目光从那些惊恐万状的商队身上掠过,伊土和望向几里外的井门关。井门关像个巨人般耸立在眼前,只要轻轻挥手就能把自己这伙人碾成粉碎。但是,伊土和冲着井门关吐了口唾沫,从他爷爷的爷爷那辈就知道,眼前的巨人只是空架子,哪怕外面满是黄金那个巨人也不敢迈出一步。
身为戎弥国的银护将军,伊土和还有一个身份,他是戎弥国二王子虎利的小舅子。

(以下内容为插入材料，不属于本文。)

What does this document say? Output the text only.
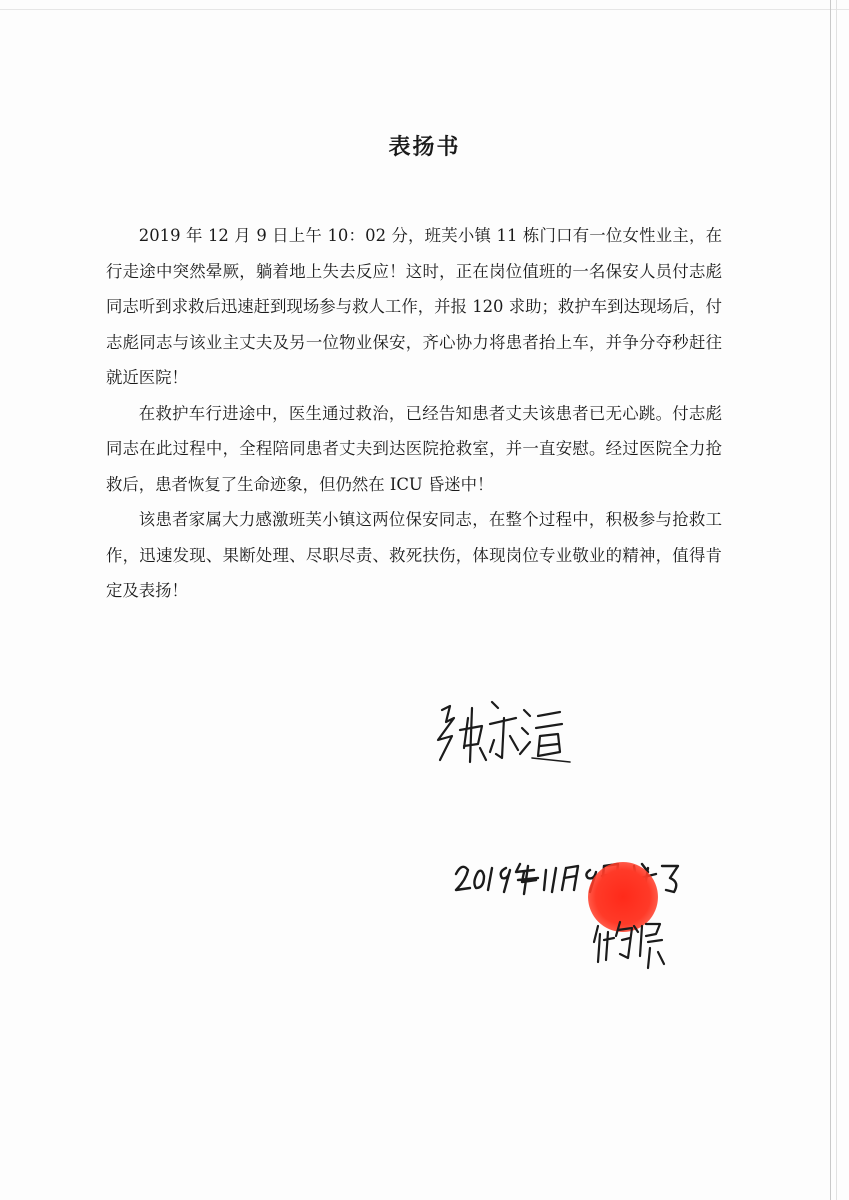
表扬书

2019 年 12 月 9 日上午 10：02 分，班芙小镇 11 栋门口有一位女性业主，在行走途中突然晕厥，躺着地上失去反应！这时，正在岗位值班的一名保安人员付志彪同志听到求救后迅速赶到现场参与救人工作，并报 120 求助；救护车到达现场后，付志彪同志与该业主丈夫及另一位物业保安，齐心协力将患者抬上车，并争分夺秒赶往就近医院！

在救护车行进途中，医生通过救治，已经告知患者丈夫该患者已无心跳。付志彪同志在此过程中，全程陪同患者丈夫到达医院抢救室，并一直安慰。经过医院全力抢救后，患者恢复了生命迹象，但仍然在 ICU 昏迷中！

该患者家属大力感激班芙小镇这两位保安同志，在整个过程中，积极参与抢救工作，迅速发现、果断处理、尽职尽责、救死扶伤，体现岗位专业敬业的精神，值得肯定及表扬！
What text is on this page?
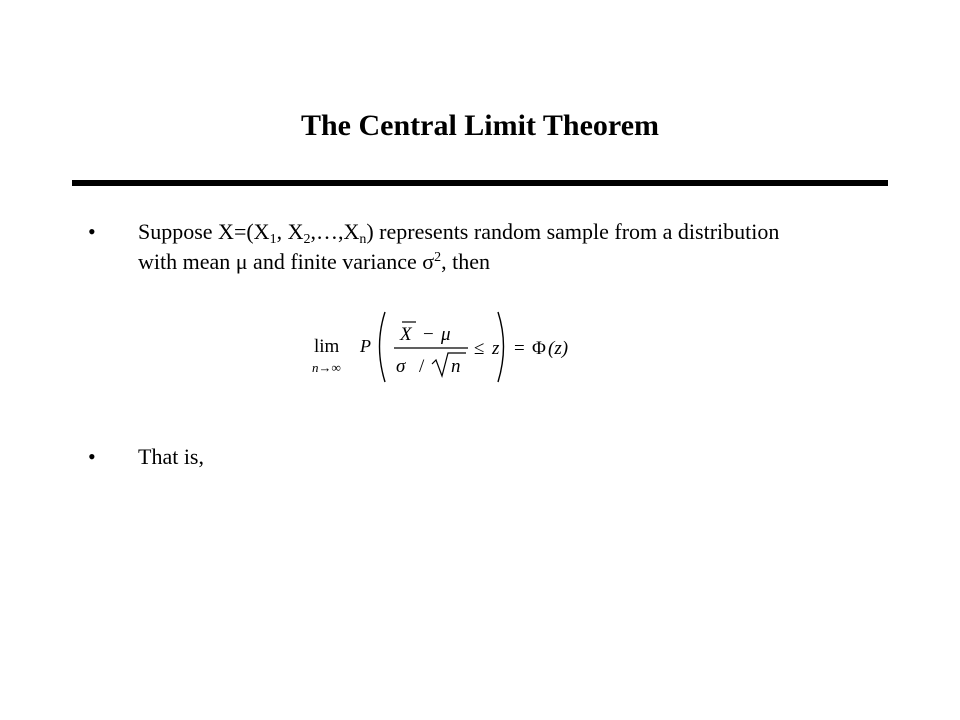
The Central Limit Theorem
• Suppose $X=(X_1$, $X_2,\dots,X_n$) represents random sample from a distribution with mean μ and finite variance $\sigma^2$, then
lim
n→∞
P
X − μ
σ / n
≤ z = Φ (z)
• That is,
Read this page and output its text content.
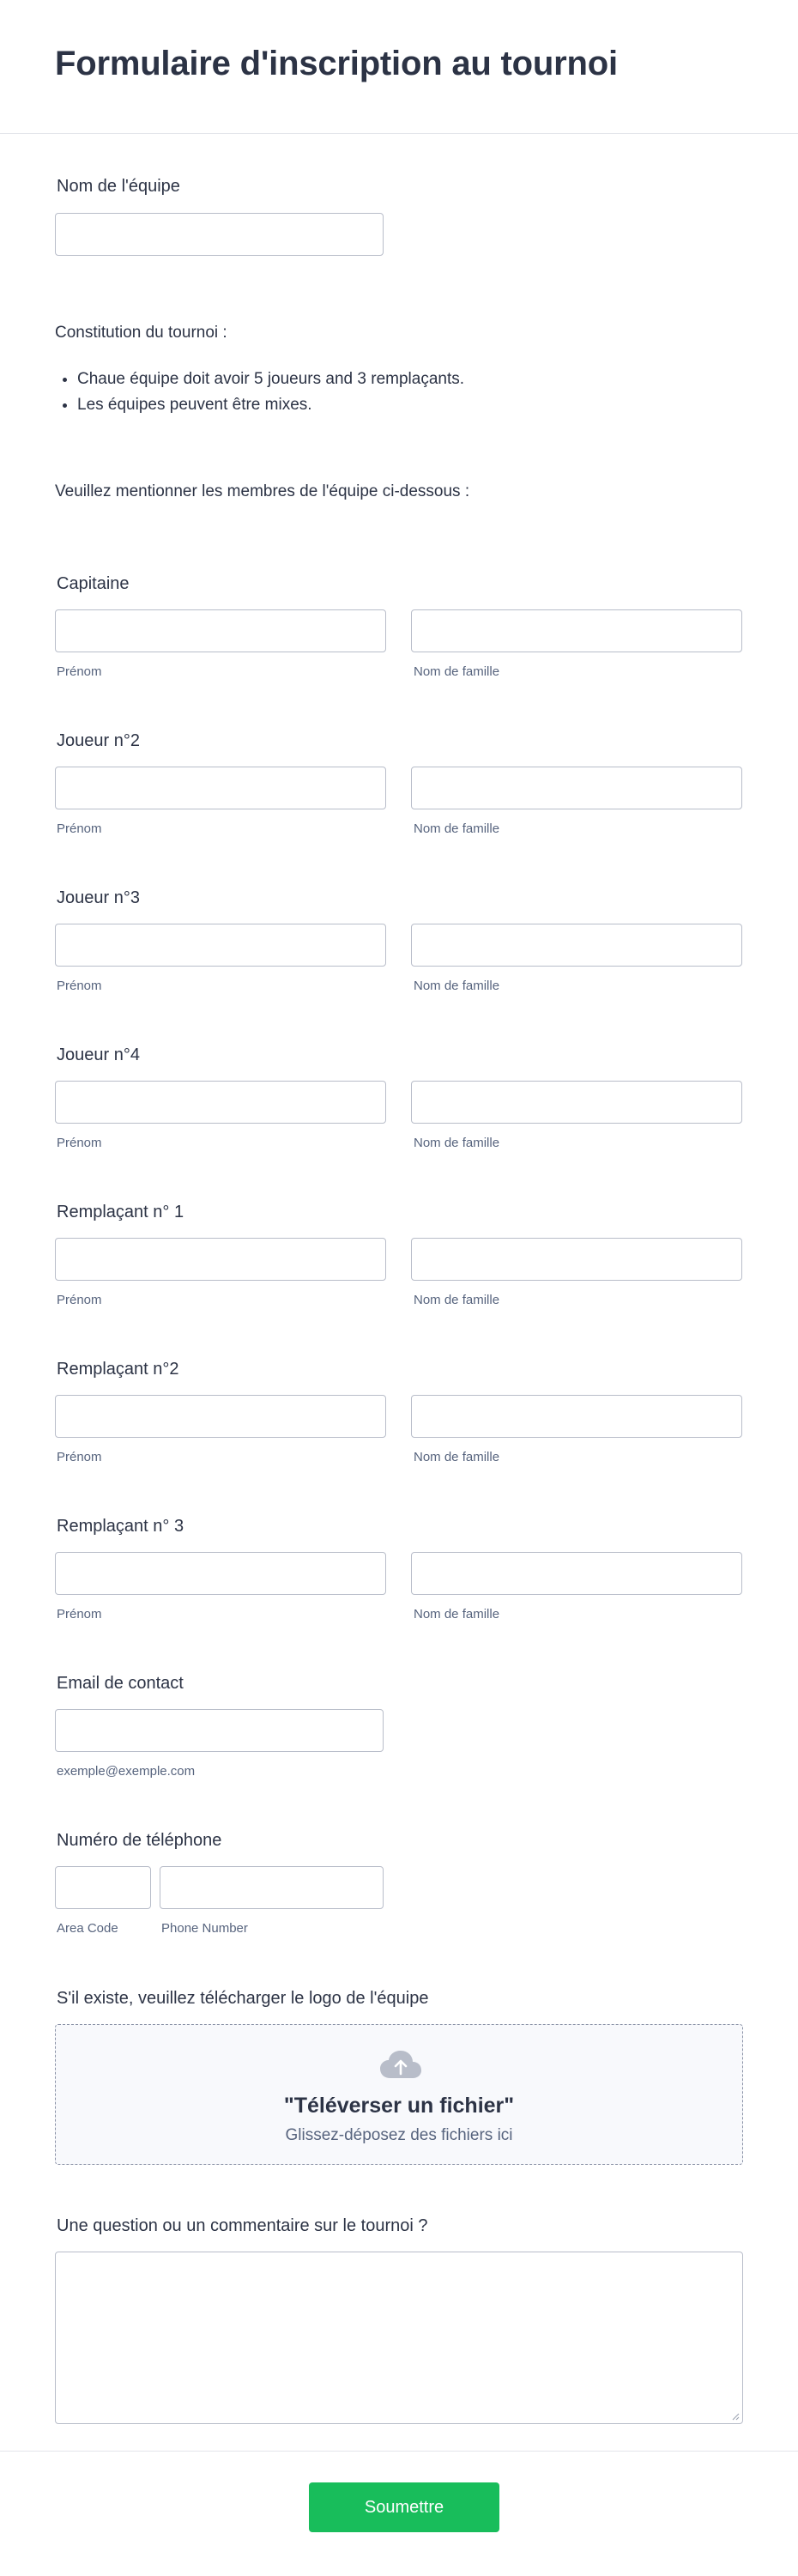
Formulaire d'inscription au tournoi
Nom de l'équipe
Constitution du tournoi :
• Chaue équipe doit avoir 5 joueurs and 3 remplaçants.
• Les équipes peuvent être mixes.
Veuillez mentionner les membres de l'équipe ci-dessous :
Capitaine
Prénom	Nom de famille
Joueur n°2
Prénom	Nom de famille
Joueur n°3
Prénom	Nom de famille
Joueur n°4
Prénom	Nom de famille
Remplaçant n° 1
Prénom	Nom de famille
Remplaçant n°2
Prénom	Nom de famille
Remplaçant n° 3
Prénom	Nom de famille
Email de contact
exemple@exemple.com
Numéro de téléphone
Area Code	Phone Number
S'il existe, veuillez télécharger le logo de l'équipe
"Téléverser un fichier"
Glissez-déposez des fichiers ici
Une question ou un commentaire sur le tournoi ?
Soumettre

有着权势滔天的姐夫看顾,伊土和升迁得比旁人自然要快,上次入侵大郑,伊土和带领千骑率先攻入易定县,论功行赏晋为银护将军。
伊土和没有在意身旁的厮杀,目光炯炯地注视着井关城,什么时候自己能攻下这座雄关,毁去挡在戎弥国东进道路上的屏障,自己的银护便要升为金护了,甚至大将军的位置也不是不可能。
井门关紧闭的城门居然开了一线,伊土和以为眼花,伸手揉了揉,没错,城门开了,从里面出来了一群人马。伊土和心中狂跳,大郑的边军居然出兵了,这百年难遇的事居然让自己碰上了,难道老祖宗的话说错了。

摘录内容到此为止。